Quote from @Steven Nguyen:
Quote from @Dushyant Ravi:
As mentioned financing is a big part of the equation. I work in agency financing and Freddie & Fannie love MHP's due to their mission driven mandates and affordable rents. They finance MHP's nationwide but have a set of guidelines- proceeds atleast $1MM or close to it, well maintained parks, predominantly TOH's, etc. If these guidelines are not met, then local banks are the only option. But for many buying rough parks with POH, the business plan will be to improve the asset, convert POH to TOH and if the business plan is executed, agencies can provide the take out and refi once you stabilize the asset.

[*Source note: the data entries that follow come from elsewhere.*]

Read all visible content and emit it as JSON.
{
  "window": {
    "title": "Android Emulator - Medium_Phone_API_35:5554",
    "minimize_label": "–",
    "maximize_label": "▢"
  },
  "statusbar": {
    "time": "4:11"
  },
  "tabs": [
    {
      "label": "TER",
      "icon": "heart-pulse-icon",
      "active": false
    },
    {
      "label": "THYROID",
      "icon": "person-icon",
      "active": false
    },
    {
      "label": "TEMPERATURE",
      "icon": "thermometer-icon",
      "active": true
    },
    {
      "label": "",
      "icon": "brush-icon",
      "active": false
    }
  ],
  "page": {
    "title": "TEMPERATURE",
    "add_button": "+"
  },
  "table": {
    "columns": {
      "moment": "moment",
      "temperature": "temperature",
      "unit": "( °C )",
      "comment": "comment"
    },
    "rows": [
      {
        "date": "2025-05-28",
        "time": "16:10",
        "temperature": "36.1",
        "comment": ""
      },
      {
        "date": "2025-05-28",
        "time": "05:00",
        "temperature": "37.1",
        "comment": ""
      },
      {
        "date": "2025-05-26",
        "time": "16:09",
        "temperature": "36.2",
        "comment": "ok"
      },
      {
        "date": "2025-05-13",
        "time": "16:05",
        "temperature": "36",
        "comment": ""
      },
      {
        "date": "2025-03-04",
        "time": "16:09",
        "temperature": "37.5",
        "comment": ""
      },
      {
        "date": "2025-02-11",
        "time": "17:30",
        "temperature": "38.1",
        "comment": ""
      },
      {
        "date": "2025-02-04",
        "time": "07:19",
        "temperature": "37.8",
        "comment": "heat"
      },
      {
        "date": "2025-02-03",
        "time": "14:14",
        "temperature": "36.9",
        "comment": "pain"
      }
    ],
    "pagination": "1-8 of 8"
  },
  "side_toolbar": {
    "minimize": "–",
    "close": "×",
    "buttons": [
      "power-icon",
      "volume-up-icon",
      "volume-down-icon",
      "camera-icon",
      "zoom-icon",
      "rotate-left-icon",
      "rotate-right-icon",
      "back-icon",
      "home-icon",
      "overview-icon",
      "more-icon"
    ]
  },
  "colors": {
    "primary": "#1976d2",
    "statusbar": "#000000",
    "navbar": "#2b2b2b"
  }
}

A reason why you will often find investors playing within the guidelines the agencies set is because of what they offer- aggressive leverage (70-80% LTV), long loan terms, cheap rates, non recourse, etc. Local banks might need a sliver of recourse or full recourse and have shorter loan terms.
Thanks for the insight! I actually came across Vanderbilt Mortgage and Finance (Warren Buffet Company along with Clayton homes and 21st mortgage) and they actually finance parks and don't mind POH as much. They have up to 85% leverage and interest only options if renovation is needed which was surprising to me. If there is enough cash flow, you can do 15% down / 30 year AM / 3 years fixed /5.5% interest (possibly interest only). From the parks I've seen in AL, it is mostly POH that rent for around 700-800 for a 3/2 singlewide. Lot rent ranges from 250-300. RTO is very popular in AL, but sadly only 50% of the tenants actually can follow through since most have a renters mindset.
Yeah if agency financing is not a fit then private money like the lender you mentioned or local banks are the way to go and there are lot of them out there. For comparison as a data point, I just recently financed two MHP's. Loan Amount- $2.7MM, Leverage- 80%, Loan Term- 10 years, Amortization- 30 years, Interest Only Period- Full term (10 years), Rate- 200 bps over 10 year UST (~4%), Non Recourse. Another one was Loan Amount- $1.38MM, Leverage- 75%, Loan Term- 10 years, Amortization- 30 years, Interest Only Period- Full Term (10 years), Rate-180 bps over 10 year UST (~3.8%), Non Recourse. These are pretty standard agency terms. What you mentioned are pretty standard bank or private money terms. This is why if its the right asset and if the sponsors are eligible for agency financing (mainly NW & Liq requirements, experience, etc), investors choose agency financing and often have to put up with their guidelines.